A questo punto, trattenendo a stento le lacrime, attivo le vie del cuore al fine di trovare il senso vero, autentico e caratterizzante la vita di Aldo nelle sue dimensioni più profonde. Del resto lo impone questa partecipazione massiccia di pubblico, accorso per tributargli l’estremo omaggio. Per lui non valgono i versi foscoliani: “sol chi non lascia eredità d’affetti, poca gioia ha dell’urna”, semmai gli altri incentrati sulla “corrispondenza d’amorosi sensi”, grazie alla quale “si vive con l’amico estinto e l’estinto con noi”. Proprio attraverso la fase dialogica si irradia in pieno la personalità di Aldo incentrata nella consapevolezza piena della sua identità umana e nel senso spiccato dell’appartenenza, esperite, all’interno e all’esterno delle pareti domestiche, con le virtù della bontà, della genuinità e della semplicità, in cui Francesco de Sanctis vede la forma esplicita della vera grandezza.

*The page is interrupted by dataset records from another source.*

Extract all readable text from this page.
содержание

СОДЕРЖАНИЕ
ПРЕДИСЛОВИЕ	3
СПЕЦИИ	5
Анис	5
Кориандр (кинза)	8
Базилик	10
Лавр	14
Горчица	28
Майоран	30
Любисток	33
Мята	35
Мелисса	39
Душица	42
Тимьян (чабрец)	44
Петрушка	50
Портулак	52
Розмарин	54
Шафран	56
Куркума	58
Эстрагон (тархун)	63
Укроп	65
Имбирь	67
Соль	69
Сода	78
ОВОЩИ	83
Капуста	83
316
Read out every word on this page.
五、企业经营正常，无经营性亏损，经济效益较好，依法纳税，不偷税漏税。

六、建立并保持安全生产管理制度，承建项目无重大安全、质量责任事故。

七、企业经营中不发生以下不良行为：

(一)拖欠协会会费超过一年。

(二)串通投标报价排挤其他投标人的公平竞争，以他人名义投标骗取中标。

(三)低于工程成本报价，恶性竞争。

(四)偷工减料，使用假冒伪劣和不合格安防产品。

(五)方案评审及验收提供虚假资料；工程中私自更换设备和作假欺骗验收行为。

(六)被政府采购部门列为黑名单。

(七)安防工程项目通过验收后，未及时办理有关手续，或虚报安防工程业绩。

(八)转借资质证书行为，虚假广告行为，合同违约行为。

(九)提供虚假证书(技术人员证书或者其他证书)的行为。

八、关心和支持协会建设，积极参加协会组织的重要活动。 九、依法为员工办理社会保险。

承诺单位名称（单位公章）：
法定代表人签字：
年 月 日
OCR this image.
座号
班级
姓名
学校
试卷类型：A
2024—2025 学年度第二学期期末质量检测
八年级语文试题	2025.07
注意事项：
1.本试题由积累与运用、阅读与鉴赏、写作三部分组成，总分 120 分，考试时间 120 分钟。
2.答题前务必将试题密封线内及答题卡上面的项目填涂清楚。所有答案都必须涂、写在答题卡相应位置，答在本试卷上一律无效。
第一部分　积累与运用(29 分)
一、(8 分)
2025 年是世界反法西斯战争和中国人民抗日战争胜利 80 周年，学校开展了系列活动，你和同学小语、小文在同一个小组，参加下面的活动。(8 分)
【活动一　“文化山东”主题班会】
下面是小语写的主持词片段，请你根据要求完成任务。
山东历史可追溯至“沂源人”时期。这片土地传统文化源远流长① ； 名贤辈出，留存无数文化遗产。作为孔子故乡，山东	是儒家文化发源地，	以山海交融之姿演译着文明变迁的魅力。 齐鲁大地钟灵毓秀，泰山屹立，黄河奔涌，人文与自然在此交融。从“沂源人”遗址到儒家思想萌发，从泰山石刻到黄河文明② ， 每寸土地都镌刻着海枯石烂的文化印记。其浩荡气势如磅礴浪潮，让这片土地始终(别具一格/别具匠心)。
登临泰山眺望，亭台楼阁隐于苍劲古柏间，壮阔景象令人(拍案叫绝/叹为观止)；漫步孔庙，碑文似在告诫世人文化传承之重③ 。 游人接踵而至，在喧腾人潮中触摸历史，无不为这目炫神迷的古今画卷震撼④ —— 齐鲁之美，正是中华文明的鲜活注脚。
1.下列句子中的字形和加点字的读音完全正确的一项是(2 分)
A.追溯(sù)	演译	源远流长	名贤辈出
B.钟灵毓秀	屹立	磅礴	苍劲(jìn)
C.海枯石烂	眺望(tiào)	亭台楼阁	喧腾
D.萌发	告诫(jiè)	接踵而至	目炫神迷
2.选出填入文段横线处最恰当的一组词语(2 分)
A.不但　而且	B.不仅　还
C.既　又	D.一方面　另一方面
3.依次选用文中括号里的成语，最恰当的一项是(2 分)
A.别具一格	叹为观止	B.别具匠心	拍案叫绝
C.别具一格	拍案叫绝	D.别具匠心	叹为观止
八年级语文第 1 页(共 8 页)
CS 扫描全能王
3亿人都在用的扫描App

Così irrompeva nei pensieri di Aldo il sentimento della famiglia nella sua accezione più vasta e più coesa del termine, partendo dall’immanente, in cui la signora Rita costituiva il refrain costante, lungo il quale scorrevano i nomi dei figli, nipoti e tutti gli altri numerosi componenti. A questo punto egli valicava gli stessi termini temporali, dato che giustamente determinati vincoli affettivi sono eterni. Nelle continue carrellate rievocative non ho mai visto un figlio così affezionato al padre Armando, di cui conosceva a menadito i numerosissimi articoli pubblicati sulle singole riviste. Rimane ferma davanti ai miei occhi la sua gioia sprizzante in alcune circostanze, nelle quali egli riannodava il vincolo con qualche suo antico familiare: la descrizione di alcuni momenti storici sangiuseppesi contenuti qua e là nei miei libri, in cui campeggia la figura di Michele Giordano, suo avo; la pubblicazione del testo su Annibale Giordano da parte di Attilio; l’intitolazione di uno dei due istituti tecnici commerciali locali proprio ad Annibale Giordano. Da queste manifestazioni, speculari di una spiccata sensibilità, abbiamo la caratura effettiva dell’uomo.
Con la stessa disponibilità d’animo si proiettava il suo rapporto con la collettività nostrana, che ha perso un pezzo importante. Chi lo ha conosciuto ha potuto ammirarne l’ampiezza culturale e valoriale. Egli aveva innata l’attitudine ad accendere l’immediato colloquio e nelle forme più opportune, da quella più impegnata a quella più quotidiana. La stessa professione diventava occasione per dialogare a tutto tondo con l’interlocutore che non veniva mai considerato cliente, ma persona. Non a caso aveva la parola appropriata per tutti.
Persino gli stranieri trovavano in lui un valido punto di riferimento. Spesso, se per caso non lo vedevano in farmacia, lo cercavano dicendo: “Dove sta il dottore?”. Ed il rituale, iniziato con l’attesa e con l’incontro, si concludeva con l’inveramento dei versi manzoniani “Doni con volto amico, con quel tacer pudico che accetto il don ti fa”.
Caro Aldo, noi con i cuori gonfi di lacrime, alzando lo sguardo al cielo, ti ringraziamo di averci dato questa testimonianza di vita ispirata a grandi valori. Abbiamo capito ciò che stai dicendo in questo momento: adesso tocca a noi tutti l’obbligo di non fare spegnere la fiamma di siffatto patrimonio.